When you do get that peace and quiet, it helps to have a good work space where it’s clean, well-lit, and has good seating. On emergencies and on days where I can’t pick where I am working, a warm drink (coffee or milk) and a lo-fi playlist usually gives me a good push to get me to start working and then eventually absorbed in the activity of getting the tasks of the day done.
Always take care of yourself first
You’re already pushing to form a new habit, don’t make it more difficult for yourself. Make sure your foundations are set and that you aren’t sleepy or hungry. If you are, get your basics covered first and make sure you’re in a state where you’re ready to take on work and deliver quality, not just to slog through it.
There’s a saying that talks about “treat(ing) your body like a temple” and as cheesy as I think that sounds, there is truth to it. This is easier said than done, of course, so also take this slow. If you’re hungry, make sure you get access to a good hearty meal and if you’re sleepy, take a rest.
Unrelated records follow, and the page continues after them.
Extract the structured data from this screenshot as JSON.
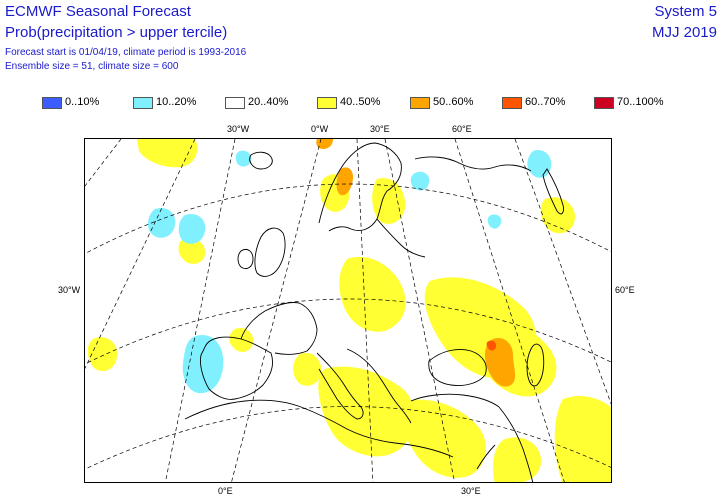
{
  "header": {
    "title": "ECMWF Seasonal Forecast",
    "subtitle": "Prob(precipitation > upper tercile)",
    "info_line1": "Forecast start is 01/04/19, climate period is 1993-2016",
    "info_line2": "Ensemble size = 51, climate size = 600",
    "system": "System 5",
    "period": "MJJ 2019"
  },
  "legend": [
    {
      "label": "0..10%",
      "color": "#3c5dff"
    },
    {
      "label": "10..20%",
      "color": "#80f0ff"
    },
    {
      "label": "20..40%",
      "color": "#ffffff"
    },
    {
      "label": "40..50%",
      "color": "#ffff33"
    },
    {
      "label": "50..60%",
      "color": "#ffa500"
    },
    {
      "label": "60..70%",
      "color": "#ff5400"
    },
    {
      "label": "70..100%",
      "color": "#cc0022"
    }
  ],
  "map_labels": {
    "top": [
      "30°W",
      "0°W",
      "30°E",
      "60°E"
    ],
    "bottom": [
      "0°E",
      "30°E"
    ],
    "left": "30°W",
    "right": "60°E"
  },
  "colors": {
    "text": "#1a1acc",
    "coast": "#000000",
    "grid": "#000000"
  }
}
Once these basics are covered, go to your work space that you have ideally pre-prepared, look at (or work on but not for more than 30 minutes) your day’s todo list, try to go through it, and see what happens by the end of the day.
Try to not judge or be too hard on yourself. Simply observe how you did, acknowledge both your success and lapses, and try again tomorrow.
In my quest for productivity, I am still working on pacing. I tend to rush things, driven by the mindset of reaching my goals but forgetting about my own happiness and well-being. I sometimes wonder if I really am in the state of flow or am I just in this “slog” that I keep referring to and if I’ve just been getting better at the slog but not really achieving happiness and flow. I know I’ll be the only person who can solve this problem but hopefully as I share my progress you’ll be able to work on you as well and find your own way of bringing out your own state of flow. Have you cracked the code? What are some of the practices that you’ve found work for you?